In November 2025, the county commission allocated $24,666.50 in state funds to both Patriot and STAT to help offset their operational costs.

“We have received additional funding for the next fiscal year, and those funds are ready to be awarded as well,” said Brown. “I understand there is a great need for financial subsidization for EMS operating in rural areas. And I believe that unless there is a solution that provides either county or state funding to offset costs and fill in the gap, Mingo County will not be the only location affected. We’re all facing the same dilemma.”

Brown said the county has funds available for emergencies, but strict rules govern their use. He and the Commission are weighing possible solutions and seeking guidance from the state EMS office.

“Our community must have access to dependable and adequate emergency care,” Mingo County Commissioner Diann Hannah commented. “There is nothing more important than knowing if you have an emergency and call 911, an ambulance is going to respond.”

In Mingo County, geography compounds the crisis. The “perfect scenario,” Hannah said, would be at least three ambulance services to ensure quick response times across the county’s outlying areas. But she acknowledged that such a system is almost unimaginable in today’s rural economy.

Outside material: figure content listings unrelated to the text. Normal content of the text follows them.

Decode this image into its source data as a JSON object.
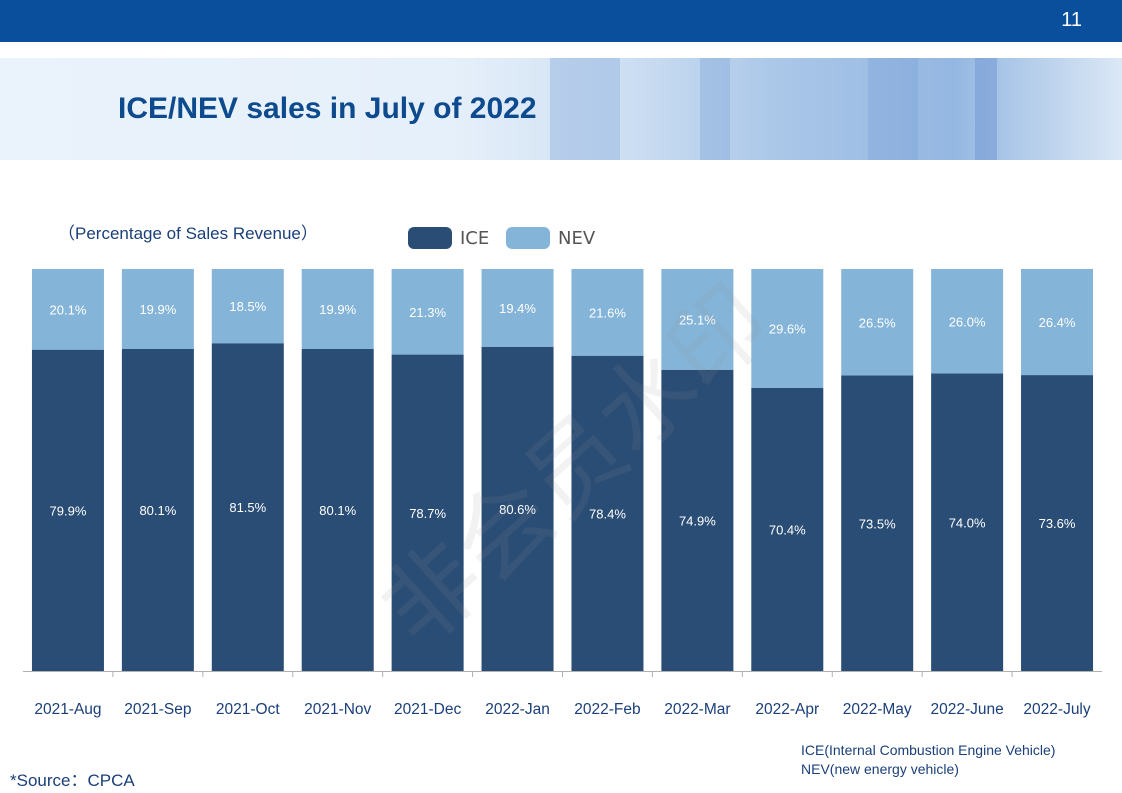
{
  "page": {
    "page_number": "11",
    "title": "ICE/NEV sales in July of 2022",
    "subtitle": "（Percentage of Sales Revenue）",
    "source": "*Source：CPCA",
    "notes": [
      "ICE(Internal Combustion Engine Vehicle)",
      "NEV(new energy vehicle)"
    ],
    "watermark": "非会员水印"
  },
  "colors": {
    "header": "#0a4f9c",
    "ice": "#2a4d75",
    "nev": "#84b4d8",
    "title": "#0d4a8e"
  },
  "chart_data": {
    "type": "bar",
    "stacked": true,
    "percent": true,
    "categories": [
      "2021-Aug",
      "2021-Sep",
      "2021-Oct",
      "2021-Nov",
      "2021-Dec",
      "2022-Jan",
      "2022-Feb",
      "2022-Mar",
      "2022-Apr",
      "2022-May",
      "2022-June",
      "2022-July"
    ],
    "series": [
      {
        "name": "ICE",
        "values": [
          79.9,
          80.1,
          81.5,
          80.1,
          78.7,
          80.6,
          78.4,
          74.9,
          70.4,
          73.5,
          74.0,
          73.6
        ],
        "labels": [
          "79.9%",
          "80.1%",
          "81.5%",
          "80.1%",
          "78.7%",
          "80.6%",
          "78.4%",
          "74.9%",
          "70.4%",
          "73.5%",
          "74.0%",
          "73.6%"
        ]
      },
      {
        "name": "NEV",
        "values": [
          20.1,
          19.9,
          18.5,
          19.9,
          21.3,
          19.4,
          21.6,
          25.1,
          29.6,
          26.5,
          26.0,
          26.4
        ],
        "labels": [
          "20.1%",
          "19.9%",
          "18.5%",
          "19.9%",
          "21.3%",
          "19.4%",
          "21.6%",
          "25.1%",
          "29.6%",
          "26.5%",
          "26.0%",
          "26.4%"
        ]
      }
    ],
    "ylim": [
      0,
      100
    ],
    "legend": "top"
  }
}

The closure, she suggested, reflects not only local call volume, but broader forces beyond the county’s control, particularly the instability of federal reimbursements that private ambulance services rely upon.

Brown echoed that reasoning.

“The federal shutdown sped up the financial crisis for EMS companies, as the majority of our residents are insured by either Medicare or Medicaid,” he said. “When reimbursements stopped during the government shutdown and claims weren’t being processed and released, the result was little to no money coming in. When you think of the cost per day to operate an ambulance service and the reimbursements that are their lifeline to continue operating, it’s a recipe for disaster when they stop. They are dependent on those payments.”

Hannah said she feared Mingo would not be the last place to face such uncertainty.

“From what I have read, Patriot is also planning to close stations in locations other than Mingo, so we aren’t the only county facing these concerns,” she said. “I’m grateful we have STAT in place, and I can’t imagine the plight of counties that do not have another option if additional closures take place.”

The deeper question is one Mingo residents have confronted before. More than once, Hannah said, voters have rejected a tax levy to fund a county-operated ambulance service like the one in neighboring Logan County. She sympathized with residents reluctant to take on additional taxes. But she also spoke plainly about the stakes.

Private companies like Patriot and STAT are struggling to survive in rural counties. That instability threatens the reliability of ambulance coverage.

“There’s nothing scarier than the thought of having a medical emergency of any nature and being told there’s no ambulance heading your way,” Hannah said. “We have to find a workable solution to provide emergency services for everyone in our county. This is a battle we cannot lose because if we do, we will lose a lot more than ambulances; we will lose lives.”

Brown said his concern about a tax levy is whether Mingo residents can afford the added cost, given that many families live on fixed incomes. He also noted that, even with a levy in place in Logan County, in 2025 the Logan County Commission received a request from its EMS provider, Logan Emergency Ambulance Service Authority, for approximately $500,000 in additional funding.

“There’s no simple solution,” said Brown. “The bottom line is we have to provide EMS services to the residents of this county. There’s no statement truer than that. At any given time, we never know when a member of our own family may have a medical emergency. The safety of all Mingo County residents is, and will always be, our top priority.”